Greece’s lenders skeptical on new bills but focus on funding needs

European officials have expressed concern that the Greek government has not consulted with its partners over its plans to bring new legislation to Parliament this week but the greatest focus appears to be on how Athens will cover its immediate funding needs.

“We have not discussed anything with the Greek side,” a European official told Sunday’s Kathimerini after Prime Minister Alexis Tsipras announced on Friday night that four bills would be tabled in the House this week.

In a televised address to his cabinet, Tsipras said that four draft laws would be unveiled this week in order to tackle the social impact of the crisis, to introduce a new payment scheme for overdue debts to the state, to protect primary residences from foreclosures and to reopen public broadcaster ERT.

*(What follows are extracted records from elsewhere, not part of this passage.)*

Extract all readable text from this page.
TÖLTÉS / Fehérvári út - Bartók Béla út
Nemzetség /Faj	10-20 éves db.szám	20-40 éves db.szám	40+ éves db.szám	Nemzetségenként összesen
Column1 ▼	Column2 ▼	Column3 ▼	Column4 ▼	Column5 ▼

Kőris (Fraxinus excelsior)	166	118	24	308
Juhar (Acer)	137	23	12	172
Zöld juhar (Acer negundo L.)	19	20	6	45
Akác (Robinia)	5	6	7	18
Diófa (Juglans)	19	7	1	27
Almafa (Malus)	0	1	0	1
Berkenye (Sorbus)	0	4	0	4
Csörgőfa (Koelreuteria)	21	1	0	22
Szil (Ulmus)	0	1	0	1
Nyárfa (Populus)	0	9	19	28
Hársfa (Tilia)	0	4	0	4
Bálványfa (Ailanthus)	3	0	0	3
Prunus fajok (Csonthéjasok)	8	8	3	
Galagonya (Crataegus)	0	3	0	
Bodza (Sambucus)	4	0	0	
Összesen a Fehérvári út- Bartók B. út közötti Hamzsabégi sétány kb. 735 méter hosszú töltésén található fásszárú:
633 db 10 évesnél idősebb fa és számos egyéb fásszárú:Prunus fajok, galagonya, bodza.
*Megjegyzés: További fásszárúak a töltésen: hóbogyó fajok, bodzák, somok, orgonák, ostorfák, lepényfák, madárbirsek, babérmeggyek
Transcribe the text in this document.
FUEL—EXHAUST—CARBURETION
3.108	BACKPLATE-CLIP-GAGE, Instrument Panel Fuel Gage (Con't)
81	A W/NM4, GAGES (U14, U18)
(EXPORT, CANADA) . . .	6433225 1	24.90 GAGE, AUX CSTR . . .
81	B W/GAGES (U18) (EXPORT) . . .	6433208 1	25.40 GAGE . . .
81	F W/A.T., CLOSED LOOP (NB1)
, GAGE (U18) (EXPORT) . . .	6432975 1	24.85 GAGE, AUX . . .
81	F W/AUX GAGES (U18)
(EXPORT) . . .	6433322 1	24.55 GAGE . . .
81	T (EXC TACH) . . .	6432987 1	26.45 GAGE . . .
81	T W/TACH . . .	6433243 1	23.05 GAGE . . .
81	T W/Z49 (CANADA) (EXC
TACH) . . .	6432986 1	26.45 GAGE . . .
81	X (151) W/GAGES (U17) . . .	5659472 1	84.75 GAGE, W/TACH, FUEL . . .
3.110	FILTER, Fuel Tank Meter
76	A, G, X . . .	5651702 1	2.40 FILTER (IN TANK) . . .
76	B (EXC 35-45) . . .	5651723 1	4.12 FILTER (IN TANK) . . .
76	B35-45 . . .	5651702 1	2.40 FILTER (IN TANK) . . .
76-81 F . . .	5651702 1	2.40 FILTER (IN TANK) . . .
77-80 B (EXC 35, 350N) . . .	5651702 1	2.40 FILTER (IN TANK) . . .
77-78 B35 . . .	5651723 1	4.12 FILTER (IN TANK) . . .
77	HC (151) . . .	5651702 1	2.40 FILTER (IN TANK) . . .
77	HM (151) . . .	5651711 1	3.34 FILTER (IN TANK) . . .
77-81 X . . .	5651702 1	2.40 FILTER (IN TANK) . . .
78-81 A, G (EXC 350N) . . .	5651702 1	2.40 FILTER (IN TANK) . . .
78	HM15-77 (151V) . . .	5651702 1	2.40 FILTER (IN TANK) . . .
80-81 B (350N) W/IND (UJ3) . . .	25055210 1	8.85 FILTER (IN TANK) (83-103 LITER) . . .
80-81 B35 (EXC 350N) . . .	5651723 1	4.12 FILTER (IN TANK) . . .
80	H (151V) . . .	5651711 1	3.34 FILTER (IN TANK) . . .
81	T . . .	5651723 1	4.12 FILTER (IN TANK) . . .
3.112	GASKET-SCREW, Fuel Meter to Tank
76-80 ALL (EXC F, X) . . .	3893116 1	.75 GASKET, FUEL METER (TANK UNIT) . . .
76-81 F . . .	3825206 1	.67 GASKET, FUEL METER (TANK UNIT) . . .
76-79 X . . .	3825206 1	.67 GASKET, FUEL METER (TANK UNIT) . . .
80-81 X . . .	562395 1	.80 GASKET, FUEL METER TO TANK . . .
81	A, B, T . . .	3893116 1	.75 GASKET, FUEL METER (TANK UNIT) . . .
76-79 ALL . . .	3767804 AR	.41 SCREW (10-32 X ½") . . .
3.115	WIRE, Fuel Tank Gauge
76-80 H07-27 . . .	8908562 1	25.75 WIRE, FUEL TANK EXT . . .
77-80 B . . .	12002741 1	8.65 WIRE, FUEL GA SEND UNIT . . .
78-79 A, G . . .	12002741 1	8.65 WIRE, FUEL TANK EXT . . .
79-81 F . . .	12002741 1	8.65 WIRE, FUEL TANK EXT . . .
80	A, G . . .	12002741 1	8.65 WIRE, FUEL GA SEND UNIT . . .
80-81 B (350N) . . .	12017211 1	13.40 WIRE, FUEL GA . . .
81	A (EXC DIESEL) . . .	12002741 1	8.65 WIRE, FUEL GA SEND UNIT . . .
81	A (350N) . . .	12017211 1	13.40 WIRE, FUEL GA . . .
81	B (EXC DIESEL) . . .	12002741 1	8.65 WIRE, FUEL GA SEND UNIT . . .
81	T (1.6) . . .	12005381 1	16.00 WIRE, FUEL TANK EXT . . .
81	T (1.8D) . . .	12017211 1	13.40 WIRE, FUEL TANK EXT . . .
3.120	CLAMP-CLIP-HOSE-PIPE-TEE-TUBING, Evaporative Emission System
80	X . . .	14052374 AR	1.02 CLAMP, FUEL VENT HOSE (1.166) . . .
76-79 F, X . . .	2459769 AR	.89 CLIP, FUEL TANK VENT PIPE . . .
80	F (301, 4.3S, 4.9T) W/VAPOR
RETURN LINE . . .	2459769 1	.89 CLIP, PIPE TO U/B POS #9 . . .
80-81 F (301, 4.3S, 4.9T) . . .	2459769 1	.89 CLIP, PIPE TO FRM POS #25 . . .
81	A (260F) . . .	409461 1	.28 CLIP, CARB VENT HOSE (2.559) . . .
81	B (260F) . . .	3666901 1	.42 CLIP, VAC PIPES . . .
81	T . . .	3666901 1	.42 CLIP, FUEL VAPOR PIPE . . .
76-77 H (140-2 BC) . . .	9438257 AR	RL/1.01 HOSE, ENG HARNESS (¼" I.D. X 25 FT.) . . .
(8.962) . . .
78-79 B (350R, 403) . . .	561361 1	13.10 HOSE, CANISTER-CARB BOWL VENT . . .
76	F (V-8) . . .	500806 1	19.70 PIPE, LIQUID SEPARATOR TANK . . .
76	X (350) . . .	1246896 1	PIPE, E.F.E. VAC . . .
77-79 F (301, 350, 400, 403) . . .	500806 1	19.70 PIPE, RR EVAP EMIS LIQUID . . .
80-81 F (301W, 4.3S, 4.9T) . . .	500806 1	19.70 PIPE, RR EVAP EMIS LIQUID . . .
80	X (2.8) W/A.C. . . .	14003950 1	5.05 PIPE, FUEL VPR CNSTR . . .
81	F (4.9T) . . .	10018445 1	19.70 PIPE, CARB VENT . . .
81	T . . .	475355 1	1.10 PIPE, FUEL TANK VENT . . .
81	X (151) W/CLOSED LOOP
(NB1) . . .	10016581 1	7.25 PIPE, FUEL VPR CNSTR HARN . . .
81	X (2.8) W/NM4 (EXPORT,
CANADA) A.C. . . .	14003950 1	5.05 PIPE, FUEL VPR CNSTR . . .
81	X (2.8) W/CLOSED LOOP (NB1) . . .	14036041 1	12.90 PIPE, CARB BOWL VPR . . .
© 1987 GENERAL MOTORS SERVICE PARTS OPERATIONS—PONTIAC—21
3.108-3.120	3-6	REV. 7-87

At the Eurogroup on February 20, Greece and its lenders agreed that the government would not adopt any measures unilaterally that “would negatively impact fiscal targets, economic recovery or financial stability, as assessed by the institutions.”

It is not clear if Greece’s creditors believe that the bills due to be submitted to Parliament this week fall into this category but sources suggested that there is concern about the lack of of communication between Athens and its partners.

However, the immediate problem that must be overcome is ensuring that the government can meet its funding needs over the next few months, starting with a 1.6-billion-euro payment to the International Monetary Fund in March. On Saturday, Finance Minister Yanis Varoufakis went as far saying that Athens would try to negotiate the summer payment of 6.7 billion euros’ worth of Greek bonds held by the European Central Bank.

“Shouldn’t we negotiate this? We will fight it,” he told Skai TV. “If we had the money we would pay… They know we don’t have it.”

Greece’s lenders, however, believe that they may be able to use this inability to pay to their advantage and pressure the government to carry out reforms before the country’s funding needs become less significant.

“Now is the time that we can exercise pressure on the Greek government,” a European official told Kathimerini.